En fait, les circonstances de la vie sont toujours très simples et très complexes à la fois. Et lorsque les occasions se déclenchent, il faut être prêts à les saisir au vol. D’ailleurs, pour être prêt, il faut qu’il y ait la maturation au bout d’une longue attente, ou alors la recherche de l’issue d’une situation inconfortable, douloureuse…
En février 1970, j’accomplis avec le dernier examen cinq ans et demi d’études universitaires, où l’enthousiasme et le hasard avaient été toujours accompagnés par une angoisse sourde ou criarde, pour des raisons que je connais par le menu, mais ne peux pas expliquer ici en dehors de larges gestes ou d’expressions essoufflées.
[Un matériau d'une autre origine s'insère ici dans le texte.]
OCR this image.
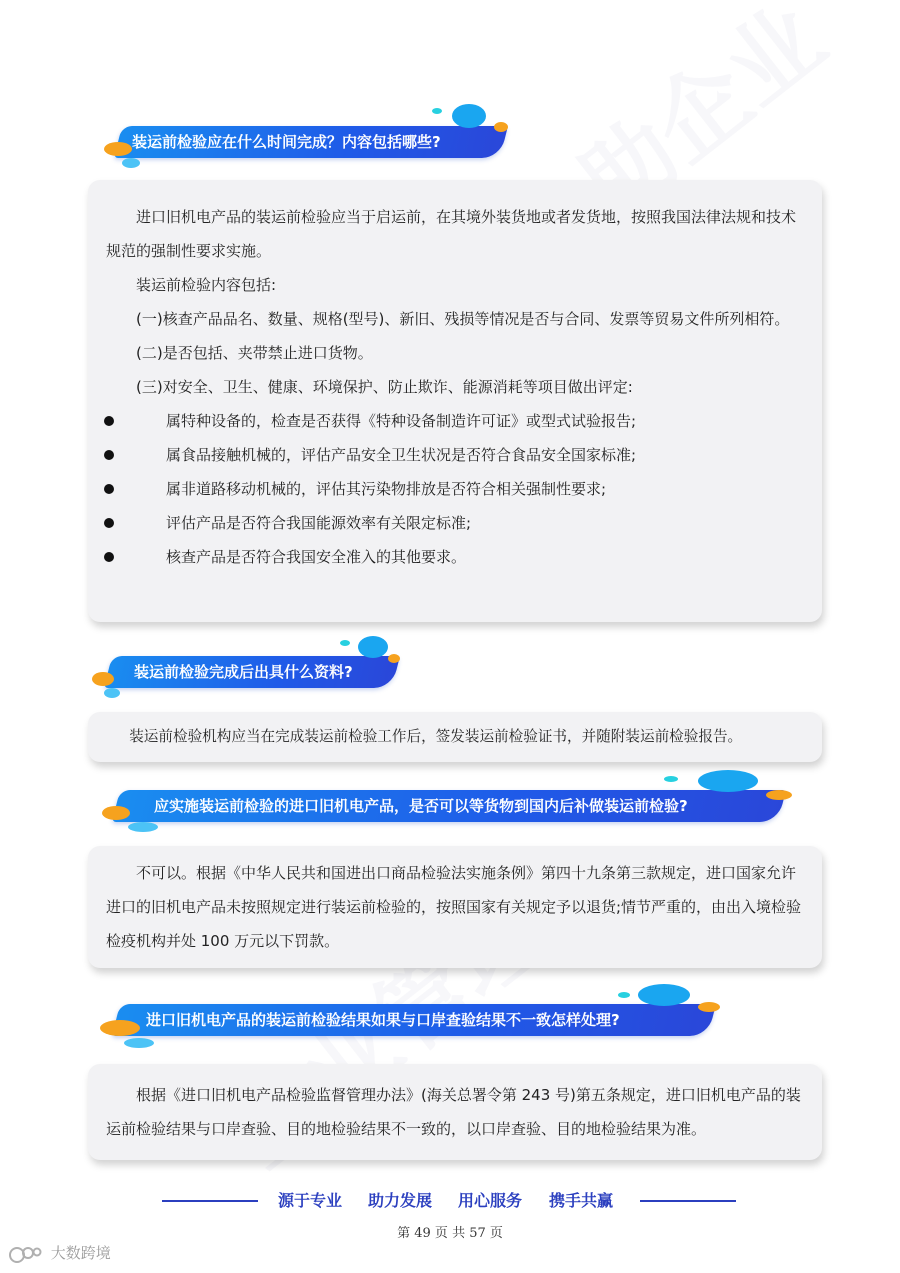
装运前检验应在什么时间完成？内容包括哪些?

进口旧机电产品的装运前检验应当于启运前，在其境外装货地或者发货地，按照我国法律法规和技术规范的强制性要求实施。

装运前检验内容包括:

(一)核查产品品名、数量、规格(型号)、新旧、残损等情况是否与合同、发票等贸易文件所列相符。

(二)是否包括、夹带禁止进口货物。

(三)对安全、卫生、健康、环境保护、防止欺诈、能源消耗等项目做出评定:

属特种设备的，检查是否获得《特种设备制造许可证》或型式试验报告;

属食品接触机械的，评估产品安全卫生状况是否符合食品安全国家标准;

属非道路移动机械的，评估其污染物排放是否符合相关强制性要求;

评估产品是否符合我国能源效率有关限定标准;

核查产品是否符合我国安全准入的其他要求。

装运前检验完成后出具什么资料?

装运前检验机构应当在完成装运前检验工作后，签发装运前检验证书，并随附装运前检验报告。

应实施装运前检验的进口旧机电产品，是否可以等货物到国内后补做装运前检验?

不可以。根据《中华人民共和国进出口商品检验法实施条例》第四十九条第三款规定，进口国家允许进口的旧机电产品未按照规定进行装运前检验的，按照国家有关规定予以退货;情节严重的，由出入境检验检疫机构并处 100 万元以下罚款。

进口旧机电产品的装运前检验结果如果与口岸查验结果不一致怎样处理?

根据《进口旧机电产品检验监督管理办法》(海关总署令第 243 号)第五条规定，进口旧机电产品的装运前检验结果与口岸查验、目的地检验结果不一致的，以口岸查验、目的地检验结果为准。

源于专业 助力发展 用心服务 携手共赢
第 49 页 共 57 页
大数跨境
En extrême synthèse, je peux dire qu’alors j’étais surtout content de m’être affranchi de ce lustre constellé de gigantesques devoirs. Mais, puisque j’avais dû toujours courir et que je n’étais pas vraiment content de moi et des armes que j’aurais dû mettre en place pour me frayer un chemin professionnel, j’étais dans un état pénible qui me poussait de plus en plus à la solitude et au silence.
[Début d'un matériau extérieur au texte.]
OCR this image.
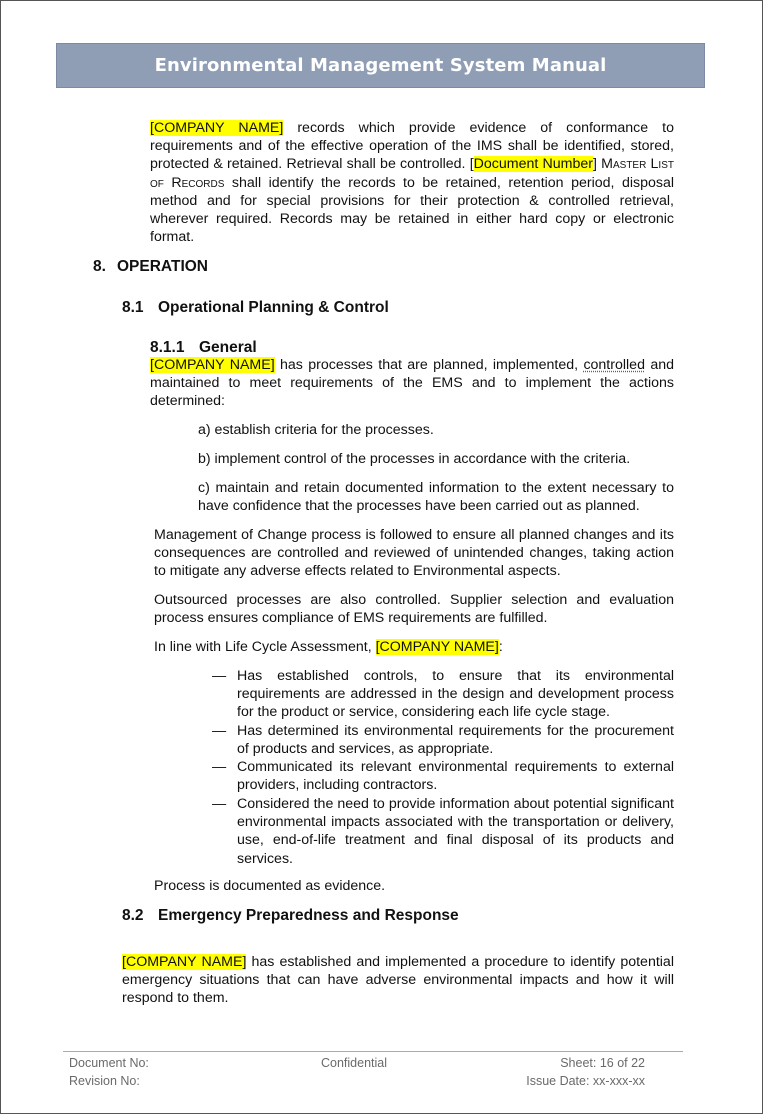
Environmental Management System Manual
[COMPANY NAME] records which provide evidence of conformance to requirements and of the effective operation of the IMS shall be identified, stored, protected & retained. Retrieval shall be controlled. [Document Number] Master List of Records shall identify the records to be retained, retention period, disposal method and for special provisions for their protection & controlled retrieval, wherever required. Records may be retained in either hard copy or electronic format.
8. OPERATION
8.1 Operational Planning & Control
8.1.1 General
[COMPANY NAME] has processes that are planned, implemented, controlled and maintained to meet requirements of the EMS and to implement the actions determined:
a) establish criteria for the processes.
b) implement control of the processes in accordance with the criteria.
c) maintain and retain documented information to the extent necessary to have confidence that the processes have been carried out as planned.
Management of Change process is followed to ensure all planned changes and its consequences are controlled and reviewed of unintended changes, taking action to mitigate any adverse effects related to Environmental aspects.
Outsourced processes are also controlled. Supplier selection and evaluation process ensures compliance of EMS requirements are fulfilled.
In line with Life Cycle Assessment, [COMPANY NAME]:
— Has established controls, to ensure that its environmental requirements are addressed in the design and development process for the product or service, considering each life cycle stage.
— Has determined its environmental requirements for the procurement of products and services, as appropriate.
— Communicated its relevant environmental requirements to external providers, including contractors.
— Considered the need to provide information about potential significant environmental impacts associated with the transportation or delivery, use, end-of-life treatment and final disposal of its products and services.
Process is documented as evidence.
8.2 Emergency Preparedness and Response
[COMPANY NAME] has established and implemented a procedure to identify potential emergency situations that can have adverse environmental impacts and how it will respond to them.
Document No:
Revision No:
Confidential	Sheet: 16 of 22
Issue Date: xx-xxx-xx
Sans attendre, le mois successif, le Destin a voulu s’intéresser de mon cas en œuvrant d’abord pour le ravalement de mon amour propre et de ma confiance en moi. Tous mes camarades participaient à l’examen d’état, passage indispensable pour accéder à la profession d’architecte. Je les suivis sans trop de conviction dans cette salle énorme et anodine où le principal souci des présents, du moins pendant la première demie-heure, ce fut celui de faire la pointe au crayon. Ensuite, malgré mes manques graves, je réussis à me lancer dans une idée suffisamment « organique » et « logique » que la commission des examinateurs plus tard apprécia avec ma plus grande surprise. Une fois surmontée l’épreuve écrite, l’oral m’inquiétait moins, à condition qu’on ne me pose pas de question dans certains passages scientifiques ou plutôt techniques. J’arrivai à ce rendez-vous dans un état d’euphorie et d’insouciance qui m’aida à vendre cher la peau, jusqu’à traîner mes interlocuteurs là où j’avais quelques petites réserves dialectiques.
Je découvris alors que le président de la Commission d’examen avait été un très cher ami de mon père, disparu depuis peu plus que deux ans. Il s’appelait Pio Montesi. Mon père nous en avait parlé peu, comme d’habitude, mais un rapport d’estime réciproque dans l’amitié était évident dans ses mots avares et prudents.
Voilà, Pio Montesi vivait à Rome et enseignait à Trieste où il était le directeur de l’Institut d’Architecture et d’Urbanisme de l’Université.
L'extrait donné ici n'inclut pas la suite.